Sulla trasformazione urbanistica dell’ex stabilimento militare di macchine elettriche di via Guido Reni l’articolo pubblicato il 1 maggio dal titolo «Le manovre di palazzo sulle caserme del Flaminio» riporta informazioni errate.

Non è infatti vero che: «Il progetto non è affatto nuovo e risale niente meno che al 2007». C’era un progetto nel 2007 per la Città della Scienza al Flaminio, ma non nella caserma Guido Reni, bensì in un piccolo lotto rimasto inedificato vicino al MAXXI. Si fece anche un concorso di architettura con un vincitore, ma era tutto finto.
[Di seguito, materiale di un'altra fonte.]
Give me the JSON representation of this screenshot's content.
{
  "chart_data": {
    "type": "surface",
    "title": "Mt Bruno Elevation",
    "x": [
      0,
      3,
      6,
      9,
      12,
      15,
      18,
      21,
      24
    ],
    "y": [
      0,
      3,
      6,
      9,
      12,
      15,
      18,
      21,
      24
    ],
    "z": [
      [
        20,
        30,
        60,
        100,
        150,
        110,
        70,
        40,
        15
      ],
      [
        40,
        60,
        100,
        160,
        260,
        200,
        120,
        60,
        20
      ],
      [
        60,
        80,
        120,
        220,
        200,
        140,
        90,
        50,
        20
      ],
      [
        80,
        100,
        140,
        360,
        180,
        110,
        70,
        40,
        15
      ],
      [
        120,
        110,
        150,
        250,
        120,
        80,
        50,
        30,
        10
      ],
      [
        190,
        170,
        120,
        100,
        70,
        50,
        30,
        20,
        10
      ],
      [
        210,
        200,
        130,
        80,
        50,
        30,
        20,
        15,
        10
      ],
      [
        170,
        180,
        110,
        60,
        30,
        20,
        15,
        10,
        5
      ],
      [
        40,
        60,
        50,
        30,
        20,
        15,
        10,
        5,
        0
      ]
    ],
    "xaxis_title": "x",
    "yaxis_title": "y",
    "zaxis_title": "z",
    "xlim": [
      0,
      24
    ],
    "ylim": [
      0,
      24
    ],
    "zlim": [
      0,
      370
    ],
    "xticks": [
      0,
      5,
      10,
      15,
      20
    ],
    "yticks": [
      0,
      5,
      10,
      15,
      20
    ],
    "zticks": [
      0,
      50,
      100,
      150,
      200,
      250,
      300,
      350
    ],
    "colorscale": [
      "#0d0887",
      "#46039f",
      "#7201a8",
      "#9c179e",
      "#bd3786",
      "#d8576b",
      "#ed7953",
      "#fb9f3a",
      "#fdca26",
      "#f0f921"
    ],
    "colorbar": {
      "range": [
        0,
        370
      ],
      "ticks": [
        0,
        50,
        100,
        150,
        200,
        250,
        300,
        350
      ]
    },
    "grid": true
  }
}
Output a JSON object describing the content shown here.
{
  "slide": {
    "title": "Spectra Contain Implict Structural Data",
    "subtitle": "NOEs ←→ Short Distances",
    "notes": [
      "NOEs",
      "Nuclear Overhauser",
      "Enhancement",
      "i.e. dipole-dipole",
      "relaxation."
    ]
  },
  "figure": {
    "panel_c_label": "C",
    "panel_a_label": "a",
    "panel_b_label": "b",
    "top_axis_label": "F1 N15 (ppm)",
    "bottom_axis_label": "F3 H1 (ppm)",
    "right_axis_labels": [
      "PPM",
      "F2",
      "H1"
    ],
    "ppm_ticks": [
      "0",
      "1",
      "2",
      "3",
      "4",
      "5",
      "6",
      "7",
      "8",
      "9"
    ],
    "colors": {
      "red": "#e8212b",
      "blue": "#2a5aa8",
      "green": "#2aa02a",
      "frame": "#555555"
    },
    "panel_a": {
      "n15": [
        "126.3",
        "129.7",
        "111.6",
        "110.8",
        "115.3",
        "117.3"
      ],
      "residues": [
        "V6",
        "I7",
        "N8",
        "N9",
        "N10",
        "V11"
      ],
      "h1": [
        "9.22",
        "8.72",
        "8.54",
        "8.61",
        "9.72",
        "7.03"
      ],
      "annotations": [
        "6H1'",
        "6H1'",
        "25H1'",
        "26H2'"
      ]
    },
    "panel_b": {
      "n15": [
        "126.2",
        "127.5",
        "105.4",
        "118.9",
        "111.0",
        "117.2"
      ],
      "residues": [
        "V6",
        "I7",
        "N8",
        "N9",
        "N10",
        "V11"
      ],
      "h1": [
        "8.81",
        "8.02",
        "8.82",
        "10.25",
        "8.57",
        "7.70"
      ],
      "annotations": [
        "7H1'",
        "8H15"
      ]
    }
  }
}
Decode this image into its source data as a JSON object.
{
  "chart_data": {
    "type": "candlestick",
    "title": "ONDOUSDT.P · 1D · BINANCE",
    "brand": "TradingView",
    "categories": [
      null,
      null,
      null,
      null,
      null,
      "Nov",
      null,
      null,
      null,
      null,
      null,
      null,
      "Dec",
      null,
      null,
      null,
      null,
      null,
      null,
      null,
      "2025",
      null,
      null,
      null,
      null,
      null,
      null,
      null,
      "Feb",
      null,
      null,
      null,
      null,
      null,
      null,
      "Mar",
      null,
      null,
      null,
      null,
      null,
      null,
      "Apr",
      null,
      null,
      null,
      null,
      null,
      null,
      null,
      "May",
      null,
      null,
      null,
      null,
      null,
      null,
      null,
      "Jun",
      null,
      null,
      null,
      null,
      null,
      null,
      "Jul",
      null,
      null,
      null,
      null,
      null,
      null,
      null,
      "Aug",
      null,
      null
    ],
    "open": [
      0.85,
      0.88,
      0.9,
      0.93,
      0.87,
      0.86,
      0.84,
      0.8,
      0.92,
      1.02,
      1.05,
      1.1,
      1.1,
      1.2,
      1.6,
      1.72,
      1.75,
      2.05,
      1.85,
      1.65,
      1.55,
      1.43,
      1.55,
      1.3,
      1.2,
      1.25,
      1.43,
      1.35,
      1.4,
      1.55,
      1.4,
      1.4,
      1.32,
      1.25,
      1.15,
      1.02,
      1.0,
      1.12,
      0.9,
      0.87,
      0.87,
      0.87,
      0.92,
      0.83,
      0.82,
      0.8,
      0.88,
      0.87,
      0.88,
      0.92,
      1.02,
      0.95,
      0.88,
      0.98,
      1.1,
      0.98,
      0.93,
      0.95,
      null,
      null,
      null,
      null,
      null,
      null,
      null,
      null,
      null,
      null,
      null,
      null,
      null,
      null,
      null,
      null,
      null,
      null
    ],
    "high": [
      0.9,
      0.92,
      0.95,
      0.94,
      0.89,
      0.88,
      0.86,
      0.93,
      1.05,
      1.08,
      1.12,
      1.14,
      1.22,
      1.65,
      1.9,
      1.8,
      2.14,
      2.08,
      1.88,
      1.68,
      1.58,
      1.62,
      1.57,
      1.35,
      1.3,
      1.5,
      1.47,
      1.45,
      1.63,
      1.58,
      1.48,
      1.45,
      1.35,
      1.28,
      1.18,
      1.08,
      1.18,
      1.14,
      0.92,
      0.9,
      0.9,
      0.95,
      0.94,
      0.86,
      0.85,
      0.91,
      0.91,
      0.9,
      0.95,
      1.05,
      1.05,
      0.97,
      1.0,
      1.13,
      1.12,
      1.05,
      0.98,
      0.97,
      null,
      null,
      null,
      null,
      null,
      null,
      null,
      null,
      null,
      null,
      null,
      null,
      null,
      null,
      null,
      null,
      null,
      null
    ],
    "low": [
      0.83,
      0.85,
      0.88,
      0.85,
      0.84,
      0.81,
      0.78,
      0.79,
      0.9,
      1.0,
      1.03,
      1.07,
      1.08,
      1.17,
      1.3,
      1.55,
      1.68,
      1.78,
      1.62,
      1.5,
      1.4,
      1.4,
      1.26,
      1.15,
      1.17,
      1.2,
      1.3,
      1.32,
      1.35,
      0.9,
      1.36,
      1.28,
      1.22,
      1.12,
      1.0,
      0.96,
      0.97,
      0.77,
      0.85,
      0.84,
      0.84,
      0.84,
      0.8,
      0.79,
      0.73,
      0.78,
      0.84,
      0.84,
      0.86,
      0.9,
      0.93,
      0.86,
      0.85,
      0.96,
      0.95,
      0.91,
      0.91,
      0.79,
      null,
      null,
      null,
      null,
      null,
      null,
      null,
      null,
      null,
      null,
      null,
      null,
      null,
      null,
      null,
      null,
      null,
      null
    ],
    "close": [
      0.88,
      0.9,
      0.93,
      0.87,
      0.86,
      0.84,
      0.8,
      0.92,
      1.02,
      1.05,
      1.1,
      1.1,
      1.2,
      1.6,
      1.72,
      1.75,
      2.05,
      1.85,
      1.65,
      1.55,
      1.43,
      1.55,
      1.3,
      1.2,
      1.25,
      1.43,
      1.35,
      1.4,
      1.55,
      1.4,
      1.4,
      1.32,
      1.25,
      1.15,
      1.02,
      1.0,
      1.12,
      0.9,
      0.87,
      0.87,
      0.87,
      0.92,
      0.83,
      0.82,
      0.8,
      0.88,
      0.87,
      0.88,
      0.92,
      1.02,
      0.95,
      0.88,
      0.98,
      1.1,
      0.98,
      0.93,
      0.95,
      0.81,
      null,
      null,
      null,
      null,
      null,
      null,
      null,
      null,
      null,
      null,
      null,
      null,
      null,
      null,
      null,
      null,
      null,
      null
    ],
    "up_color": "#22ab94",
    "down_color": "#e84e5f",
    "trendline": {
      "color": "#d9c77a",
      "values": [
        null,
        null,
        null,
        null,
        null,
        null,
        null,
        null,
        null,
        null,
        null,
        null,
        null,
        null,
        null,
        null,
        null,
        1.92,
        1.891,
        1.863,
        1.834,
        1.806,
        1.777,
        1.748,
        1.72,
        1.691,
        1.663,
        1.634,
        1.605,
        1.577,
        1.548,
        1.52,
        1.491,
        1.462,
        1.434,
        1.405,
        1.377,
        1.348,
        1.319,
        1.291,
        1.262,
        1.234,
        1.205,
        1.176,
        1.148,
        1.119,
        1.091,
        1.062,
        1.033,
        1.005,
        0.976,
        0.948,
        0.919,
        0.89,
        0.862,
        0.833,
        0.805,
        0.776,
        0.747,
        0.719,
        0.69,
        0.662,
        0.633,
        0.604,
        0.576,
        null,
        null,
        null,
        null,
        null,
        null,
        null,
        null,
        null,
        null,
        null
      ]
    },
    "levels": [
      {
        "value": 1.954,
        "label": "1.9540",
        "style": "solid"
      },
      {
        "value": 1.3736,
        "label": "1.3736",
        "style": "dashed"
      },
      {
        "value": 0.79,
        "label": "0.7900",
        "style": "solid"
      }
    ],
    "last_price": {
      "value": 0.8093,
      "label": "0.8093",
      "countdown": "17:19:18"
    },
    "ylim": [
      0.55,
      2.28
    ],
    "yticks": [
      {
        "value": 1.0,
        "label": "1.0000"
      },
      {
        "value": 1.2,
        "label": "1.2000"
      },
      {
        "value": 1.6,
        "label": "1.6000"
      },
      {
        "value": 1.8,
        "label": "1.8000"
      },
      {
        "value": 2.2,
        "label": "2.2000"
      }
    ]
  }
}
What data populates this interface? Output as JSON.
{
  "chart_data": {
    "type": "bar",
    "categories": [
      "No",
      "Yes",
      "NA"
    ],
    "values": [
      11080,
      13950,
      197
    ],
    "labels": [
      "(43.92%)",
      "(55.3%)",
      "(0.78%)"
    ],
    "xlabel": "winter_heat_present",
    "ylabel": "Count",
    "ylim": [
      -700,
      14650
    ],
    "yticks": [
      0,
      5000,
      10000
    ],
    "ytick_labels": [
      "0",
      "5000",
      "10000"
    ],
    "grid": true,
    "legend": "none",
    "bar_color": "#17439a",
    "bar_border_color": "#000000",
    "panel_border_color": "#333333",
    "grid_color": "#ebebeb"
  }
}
Si pensi che il museo si era ridotto ad appena 4.000 mq, non i 27.000 mq del progetto della Città della Scienza su cui sta lavorando l’attuale amministrazione.

Non è vera l’affermazione: «L’enorme volumetria (300 mila metri cubi di cemento pari a tre alberghi Hilton, avrebbe detto Antonio Cederna)». Sono 144 mila i metri cubi per funzioni residenziali, commerciali e turistico ricettive, di cui 19.200 di alloggi veramente sociali, secondo la definizione che ne dà il Decreto ministeriale del 22 aprile 2008: «Unità immobiliare adibita ad uso residenziale in locazione permanente che svolge la funzione di interesse generale […]di ridurre il disagio abitativo di individui e nuclei familiari svantaggiati, che non sono in grado di accedere alla locazione di alloggi nel libero mercato». L’area, che ha una estensione di 51.000 mq, e che non era di proprietà del comune ma dell’Agenzia del Demanio, diventerà di Roma Capitale per 24.000 mq e oltre alle attrezzature pubbliche di quartiere potrà ospitare una importante funzione pubblica di livello metropolitano, «La città della scienza».

Inoltre alcune precisazioni a proposito de «le folli delibere del cemento di Alemanno». Bastava leggere il testo della stessa delibera su via Guido Reni per sapere che la giunta Marino ha cancellato la delibera scandalosa di Alemanno, la n.8 del 28/29 ottobre 2010, che aveva previsto una colata di cemento sulle quindici caserme, per altro mai trasferite al Comune. Una decisione contro la quale erano sorti in città movimenti e comitati.

E infine un’osservazione sulle «manovre di palazzo sulle caserme del Flaminio». Il volume edificabile e le funzioni per la ex caserma Guido Reni erano già definite in una memoria di giunta approvata il 25 settembre del 2013, ad appena due mesi dall’insediamento. La lettera di Cassa depositi e prestiti investimenti SGR a Roma Capitale con la quale «si condividono gli scenari di trasformazione edilizia e urbanistica contenuti nella memoria» è del 17 dicembre 2013. Insomma è Cassa Depositi e Prestiti che ha accettato quanto proposto da Roma Capitale e non viceversa.

Un po’ di prudenza in più, come scrive il manifesto, quando si parla dell’urbanistica della giunta Marino servirebbe. Si tratta di una materia in cui non sono consentite approssimazioni.